PLOS Digit Health. 2026 Mar 31;5(3):e0001317. doi: 10.1371/journal.pdig.0001317. eCollection 2026 Mar.
ABSTRACT
Metabolic-associated fatty liver disease (MAFLD) and heart failure with preserved ejection fraction (HFpEF) share overlapping metabolic and inflammatory pathways, yet HFpEF is frequently underrecognized due to atypical symptoms and complex etiology.

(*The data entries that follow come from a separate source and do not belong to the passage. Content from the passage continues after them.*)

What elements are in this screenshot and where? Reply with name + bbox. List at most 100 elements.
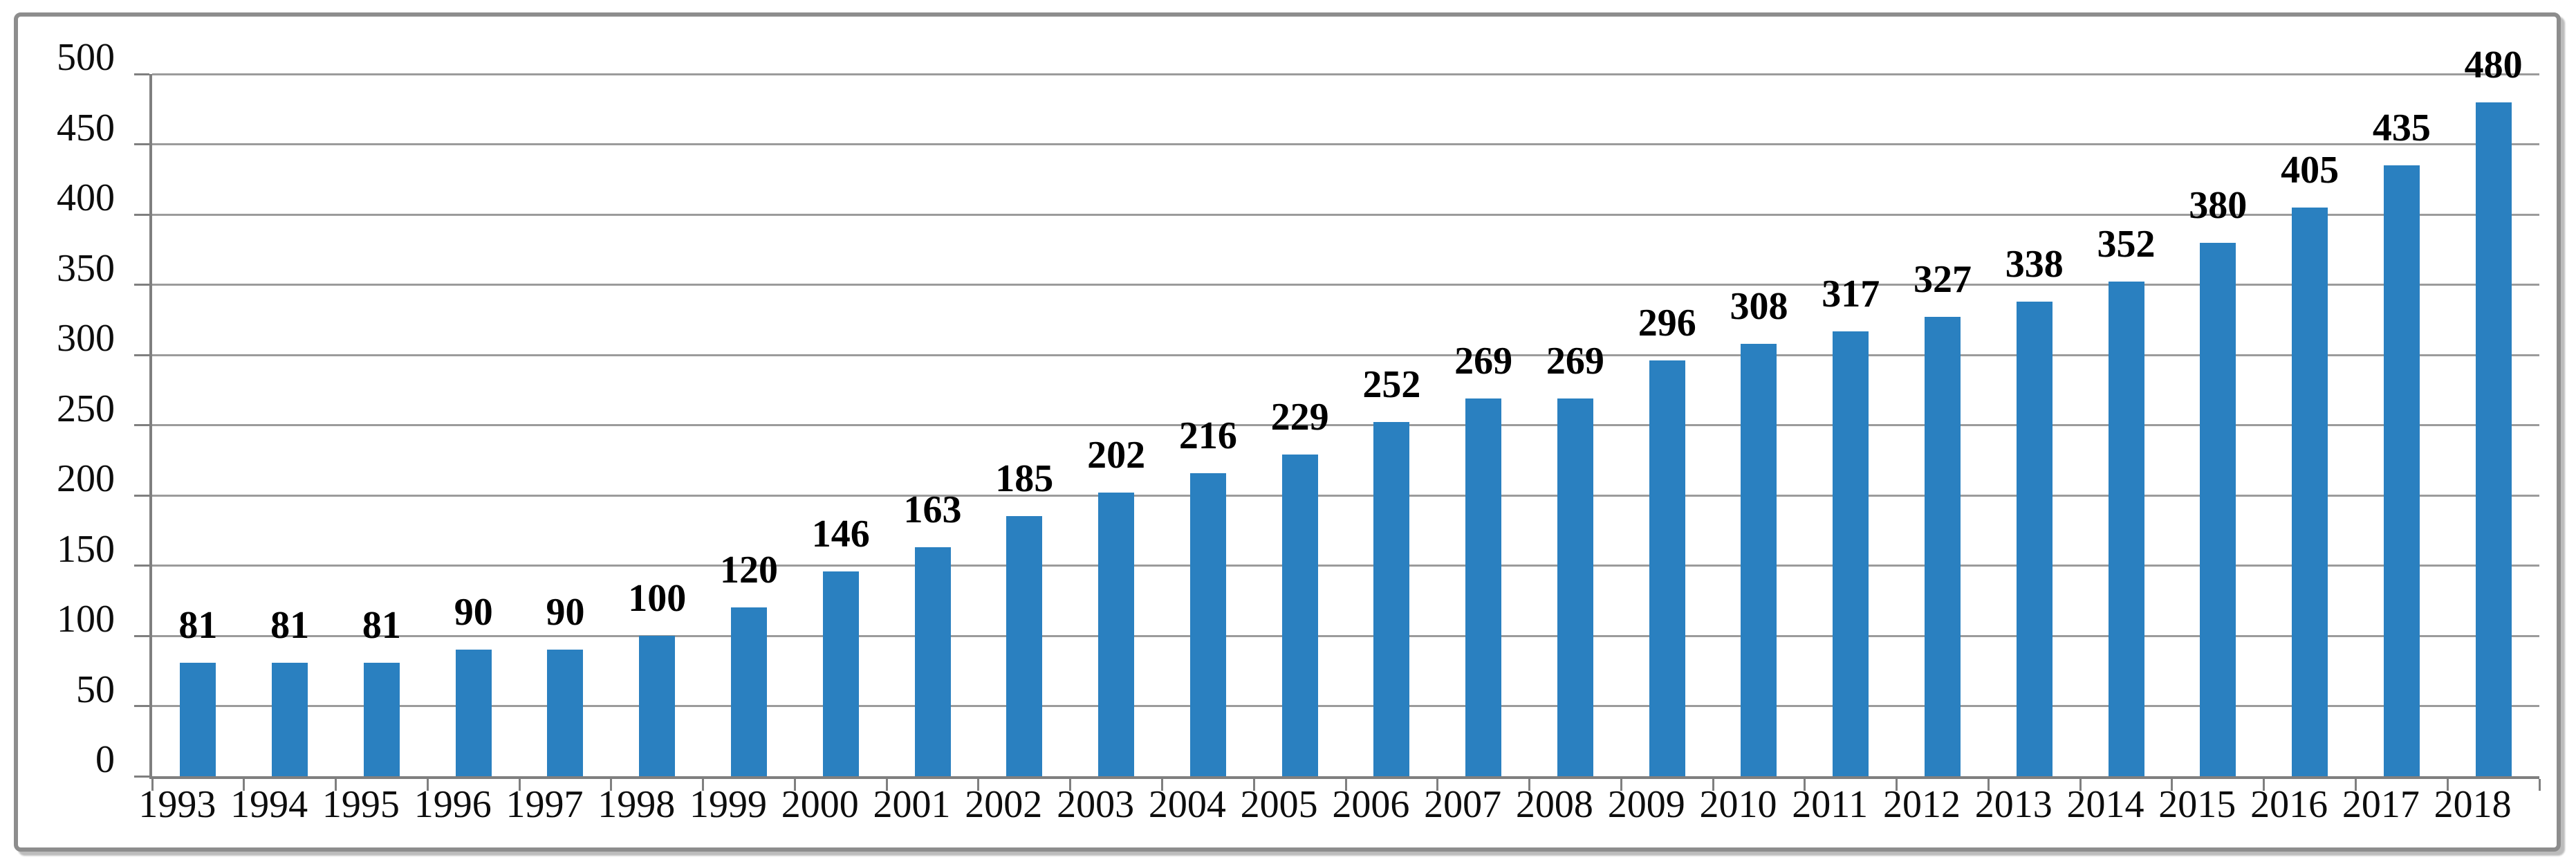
bar-value-label-2012: 327 (1914, 258, 1972, 302)
bar-2006 (1373, 422, 1410, 776)
y-tick-300 (134, 354, 149, 356)
y-tick-100 (134, 634, 149, 637)
x-tick-11 (1160, 779, 1163, 791)
chart-frame: 81 81 81 90 90 100 120 146 163 185 202 216 229 252 269… (14, 12, 2561, 852)
x-tick-2 (335, 779, 337, 791)
x-tick-19 (1896, 779, 1898, 791)
y-tick-450 (134, 143, 149, 145)
x-tick-21 (2079, 779, 2082, 791)
y-tick-150 (134, 565, 149, 567)
x-tick-label-2000: 2000 (781, 783, 859, 826)
y-tick-400 (134, 213, 149, 216)
x-tick-label-2013: 2013 (1974, 783, 2053, 826)
x-tick-7 (793, 779, 796, 791)
bar-value-label-2007: 269 (1454, 339, 1513, 383)
gridline-y-150 (152, 565, 2539, 567)
y-tick-label-200: 200 (57, 457, 115, 500)
x-tick-22 (2171, 779, 2174, 791)
x-tick-20 (1987, 779, 1990, 791)
bar-value-label-2013: 338 (2005, 242, 2064, 286)
bar-value-label-1993: 81 (178, 603, 218, 647)
bar-1994 (272, 662, 308, 776)
x-tick-8 (885, 779, 888, 791)
y-tick-250 (134, 424, 149, 426)
y-tick-label-250: 250 (57, 387, 115, 430)
y-tick-50 (134, 705, 149, 707)
bar-2013 (2016, 301, 2053, 776)
bar-2011 (1833, 331, 1869, 776)
bar-value-label-2000: 146 (811, 512, 870, 556)
gridline-y-100 (152, 634, 2539, 637)
x-tick-label-2008: 2008 (1515, 783, 1593, 826)
x-tick-label-1997: 1997 (506, 783, 584, 826)
gridline-y-250 (152, 424, 2539, 426)
x-tick-13 (1344, 779, 1347, 791)
y-tick-label-350: 350 (57, 246, 115, 290)
bar-value-label-1999: 120 (720, 549, 778, 592)
x-tick-label-1994: 1994 (230, 783, 308, 826)
bar-value-label-2005: 229 (1270, 396, 1329, 439)
x-tick-label-2002: 2002 (965, 783, 1043, 826)
x-tick-5 (610, 779, 613, 791)
x-tick-24 (2354, 779, 2357, 791)
x-tick-label-2012: 2012 (1883, 783, 1961, 826)
bar-1997 (547, 650, 584, 776)
bar-value-label-2014: 352 (2097, 223, 2156, 266)
gridline-y-200 (152, 494, 2539, 497)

We aimed to evaluate a domain-tuned large language model (MedGuide-14B) for HFpEF detection from electronic health records (EHRs) among patients with MAFLD, and to compare outcomes between model-identified and clinically recognized cases. In this multicenter retrospective cohort, MedGuide-14B was fine-tuned on large-scale clinical encounters and utilized to analyze structured EHR data including demographics, comorbidities, and laboratory tests, together with free-text clinical notes. Patients were classified as clinically diagnosed HFpEF, MedGuide-identified HFpEF (defined as probability ≥0.70 based on ESC criteria), or non-HFpEF. Model performance was benchmarked against clinical diagnoses, and blinded validation was conducted for a prospectively sampled subset of MedGuide-identified cases. Outcomes included rehospitalization and mortality during follow-up. Among 24,011 patients with MAFLD, 3,049 (12.7%) had clinically diagnosed HFpEF, while MedGuide-14B additionally identified 4,226 (17.6%) previously undiagnosed cases, of which 90.4% were confirmed on blinded validation (κ = 0.85). For clinically diagnosed HFpEF, model performance achieved an AUC of 0.94, with a sensitivity of 95.0% and a specificity of 92.3%. Rehospitalization occurred in 67.2% of clinically diagnosed HFpEF, 55.6% of MedGuide-identified HFpEF, and 38.4% of non-HFpEF patients (P < 0.001). At 48 months, cumulative all-cause mortality was 18.9%, 12.3%, and 4.6%, respectively, and cardiovascular mortality was 10.8%, 5.9%, and 1.5% (log-rank P < 0.05). Applied to routine EHR data, a domain-tuned large language model substantially increased the detection of HFpEF among patients with MAFLD, identifying a sizeable and previously unrecognized subgroup at intermediate yet clinically meaningful risk. Embedding such a model into EHR workflows may enable earlier evaluation and targeted testing, although prospective validation across diverse settings is warranted.